On Discovery

Hon. Socrates (Peter) Manoukian, Santa Clara County Superior Court

Hon. Socrates (Peter) Manoukian

In 2007, I was honored to be invited to teach California Civil Procedure at Santa Clara University School of Law. On the first line of every class since then, I have posted “The Top 10 Tips to Succeed in the Legal Profession.” Rule #3 has been “The opposing counsel on the second-biggest case of your life is going to be the trial judge of the biggest case of your life.”

It is rumored that trial judges do not like to get involved in discovery fights. This is untrue in most cases, true in some others. It is untrue since, by far, most attorneys are competent and skilled professionals adhering to principles of professionalism. Discovery disputes often involve cutting edge issues and many judges and lawyers are at the front of unique cases where new rules and procedures are tested for the first time. However, the rumor is true when the lawyers reduce themselves to petty sniveling, bickering and whining over simple discovery issues.

“It is a central precept to the Civil Discovery Act of 1986 that civil discovery be essentially self-executing. A self-executing discovery system is one that operates without judicial involvement.” Clement v. Alegre, 177 Cal. App. 4th 1277, 1291 (2009) (internal citations and punctuation omitted.) The purpose of the “Meet & Confer” requirement is a tool to achieve that precept.

“Failing to confer in person, by telephone, or by letter with an opposing party or attorney in a reasonable and good faith attempt to resolve informally any dispute concerning discovery” is a misuse of the discovery process. Code of Civil Procedure, § 2023.010(i). Monetary sanctions can be imposed against whichever party is guilty of such conduct even if that party wins the discovery motion in question. Code of Civil Procedure, § 2023.020.

“Meet & Confer” forces lawyers to reexamine their positions, and to narrow their discovery disputes to the irreducible minimum, before calling upon the Court to resolve the matter. It also enables parties and counsel to avoid sanctions that are likely to be imposed if the matter comes before the Court. Stewart v. Colonial Western Agency, Inc., 87 Cal. App. 4th 1006, 1016- 1017 (2001).

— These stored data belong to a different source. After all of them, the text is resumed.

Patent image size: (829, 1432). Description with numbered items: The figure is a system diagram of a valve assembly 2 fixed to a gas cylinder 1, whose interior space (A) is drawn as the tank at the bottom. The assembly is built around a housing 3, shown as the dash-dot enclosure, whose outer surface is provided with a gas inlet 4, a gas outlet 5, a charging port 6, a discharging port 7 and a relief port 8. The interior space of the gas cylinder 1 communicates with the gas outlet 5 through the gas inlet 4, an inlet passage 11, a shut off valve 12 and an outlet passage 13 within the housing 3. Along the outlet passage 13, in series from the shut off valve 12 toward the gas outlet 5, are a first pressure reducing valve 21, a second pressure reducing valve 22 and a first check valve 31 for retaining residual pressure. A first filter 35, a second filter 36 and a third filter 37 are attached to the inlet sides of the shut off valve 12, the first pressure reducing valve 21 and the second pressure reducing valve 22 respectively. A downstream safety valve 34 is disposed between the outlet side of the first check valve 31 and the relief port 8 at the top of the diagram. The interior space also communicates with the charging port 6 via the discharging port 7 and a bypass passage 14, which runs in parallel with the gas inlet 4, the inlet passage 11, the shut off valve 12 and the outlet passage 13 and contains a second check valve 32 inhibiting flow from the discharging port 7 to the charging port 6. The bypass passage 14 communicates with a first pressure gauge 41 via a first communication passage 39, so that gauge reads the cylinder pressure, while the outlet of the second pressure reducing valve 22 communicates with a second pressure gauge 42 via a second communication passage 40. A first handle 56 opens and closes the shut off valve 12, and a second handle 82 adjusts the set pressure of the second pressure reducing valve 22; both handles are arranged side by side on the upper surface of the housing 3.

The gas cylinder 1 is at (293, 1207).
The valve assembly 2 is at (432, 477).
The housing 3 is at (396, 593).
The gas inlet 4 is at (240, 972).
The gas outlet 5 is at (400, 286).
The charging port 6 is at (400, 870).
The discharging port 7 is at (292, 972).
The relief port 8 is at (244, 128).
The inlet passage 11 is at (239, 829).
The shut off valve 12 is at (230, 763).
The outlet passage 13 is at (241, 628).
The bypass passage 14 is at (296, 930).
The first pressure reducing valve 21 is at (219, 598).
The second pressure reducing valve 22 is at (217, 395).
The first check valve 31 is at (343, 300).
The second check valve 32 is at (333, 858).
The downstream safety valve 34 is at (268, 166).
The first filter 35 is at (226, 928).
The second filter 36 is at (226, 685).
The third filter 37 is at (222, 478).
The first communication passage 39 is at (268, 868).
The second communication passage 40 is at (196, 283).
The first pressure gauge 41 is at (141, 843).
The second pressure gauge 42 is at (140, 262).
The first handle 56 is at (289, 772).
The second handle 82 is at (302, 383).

Factors considering the extent of efforts to satisfy as reasonable “Meet & Confer” can be found in Obregón v. Superior Court (Cimm’s, Inc.), 67 Cal. App. 4th 424, 434-435 (1998).

In most cases the quality of the “Meet & Confer” is acceptable. In others, it is more akin to a series of driveby shootings designed to achieve one-upspersonship for a tactical advantage rather than an attempt to work out the otherwise-simple discovery requests in a reasonable manner. In those cases, monetary sanctions may be imposed against both counsel at the same time. In Volkswagenwerk Aktiengesellschaft v Superior Court (Golsch), because of personal dislike for each other, counsel failed to make any real effort to negotiate the disputed issues. The Court could have refused to rule on the motion to compel because of moving party’s counsel’s failure to “meet and confer.” But in order to resolve the matter without wasting judicial resources, the Court heard the motion, found both lawyers to have violated the requirement, and ordered each to pay $150.00 out of his own pocket to the other lawyer’s client. 122 Cal. App. 3d 326, 331-334 (1981).

As to how to rule on the merits of the motion when the judge finds that “Meet & Confer” efforts were unsatisfactory, the courts have traditionally taken two approaches.

Some courts automatically deny discovery, reasoning that any other order would be “in excess of the trial court’s jurisdiction.” See Townsend v. Superior Court (EMC Mortgage Co.), 61 Cal. App. 4th 1431, 1439 (1998).

Other courts are more flexible, and may specify additional efforts at informal resolution before turning to the merits of the discovery dispute, depending on the circumstances of the case. Obregón, 67 Cal. App. 4th at 434-435. One of these additional efforts that I have adopted is based on a comment made by my good friend and colleague, the Hon. Laura A. Siegle of the Los Angeles County Superior Court, at a meeting of the California Judges Association Civil Committee. She suggested that the trial judge can order the parties to further meet and confer either in person or face-toface on a virtual platform. I have recently started to use this method, following a stern lecture, with a pleasant degree of success. The Civil Committee is considering proposing legislation to add to Code of Civil Procedure, § 2023.010(i) the use of a virtual platform as a means of meeting and conferring. I would appreciate hearing about any anecdotal experiences that readers of this article may have had on this interesting subject. Thank you for your time in reading this article.


Hon. Socrates Peter Manoukian has been a judge of the Santa Clara County Superior Court for 28 years and is currently serving as a Case Manager in the Court’s Civil Division. He is a member of the Board of Governors of the ABTL Northern California Chapter.